What are the challenges of using DLT?
Regulation is another challenging area. Legislation is generally slower to adapt to a changing landscape in age-old industries; supply chain finance is no different. In addition, there’s a need for global business standards when it comes to data structures and agreed digital documents, which the ICC is looking into.
“Part of the issue is also building sound internal business cases to implement this technology. Many trade finance and trade credit functions within an organisation are not necessarily the highest priority right now,” says Saleem Khan, global leader of data innovation at Dun & Bradstreet.
Yet there’s a huge number of consortia, banks, and blockchain and tech companies getting in on the act, with rallying calls for there to be a more unified approach. Global trade partners, whether they’re financial institutions, shipping companies, large corporations or logistics firms, will all need to talk the same digital language if they’re to succeed. Tech interoperability is a key phrase, otherwise there will be no efficiencies.
“There cannot be too many platforms, as the main constraint we face is the network effect.

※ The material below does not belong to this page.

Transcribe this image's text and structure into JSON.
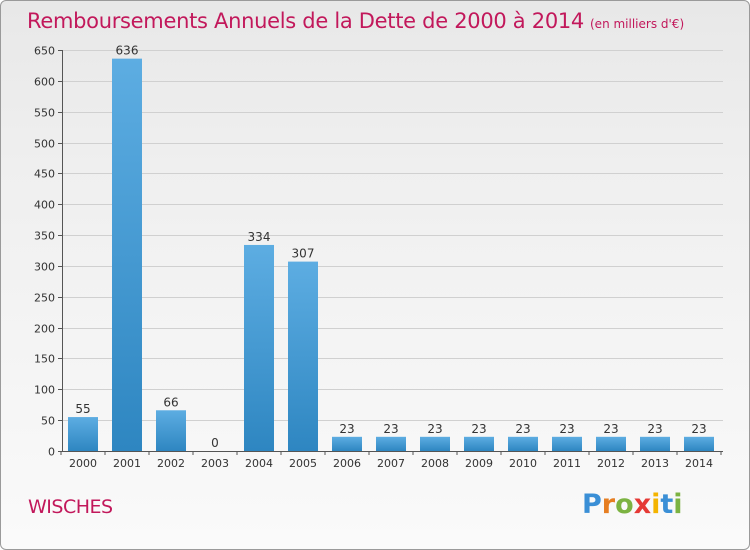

You need to be able to reach a very large number of banks and corporates for the platform to be useful,” Baptiste Audren, head of fintech at Komgo, points out.
There are also security and privacy concerns. “Even if digital certificates for each transaction are anonymised, in a small network of users it can be easy to identify participants by analysing the transaction flow,” says Kuangyi Wei, executive director of growth and strategy at Parker Fitzgerald.
“Technological solutions are possible, although they could also reduce the benefit of using DLT by slowing the clearing of transactions or reducing the ability to confirm the veracity of information on the ledger.”
Looking forward to blockchain benefits
Despite any hiccups, there’s a lot of optimism among financial services providers that blockchain will eventually conquer trade finance and usher in a new digitally driven era of decentralised records. It’s not a matter of if, but when.
“The next step is to ensure low barriers of entry for clients and banks with access to tech interfaces or APIs [application programming interfaces] that allow customers and banks to easily connect to blockchain platforms. Additionally, low fees and on-boarding charges for the use of such platforms will accelerate adoption,” says Mr Mendonca at HSBC, the world’s biggest player in trade finance.
“The next step is for clients to move their ongoing flows on to the platform. We’re working with many to normalise that process and expect to see an increased flow from them in 2020. In parallel, we continue to see an increasing rate of first-time adopters.”
Faster, cheaper, less opaque trading aren’t the only benefits, as digital ledgers will give an immutable source of truth on all trade deals. This has huge implications for creating more sustainable and low-carbon supply chains in the midst of the climate crisis.
“Thanks to big data, we now have access to a generous source of information on environmental, social and governance items that, if leveraged correctly, could help meet sustainable development goals. The opportunities are incredible and endless,” Charley Cooper, managing director at blockchain firm R3, concludes.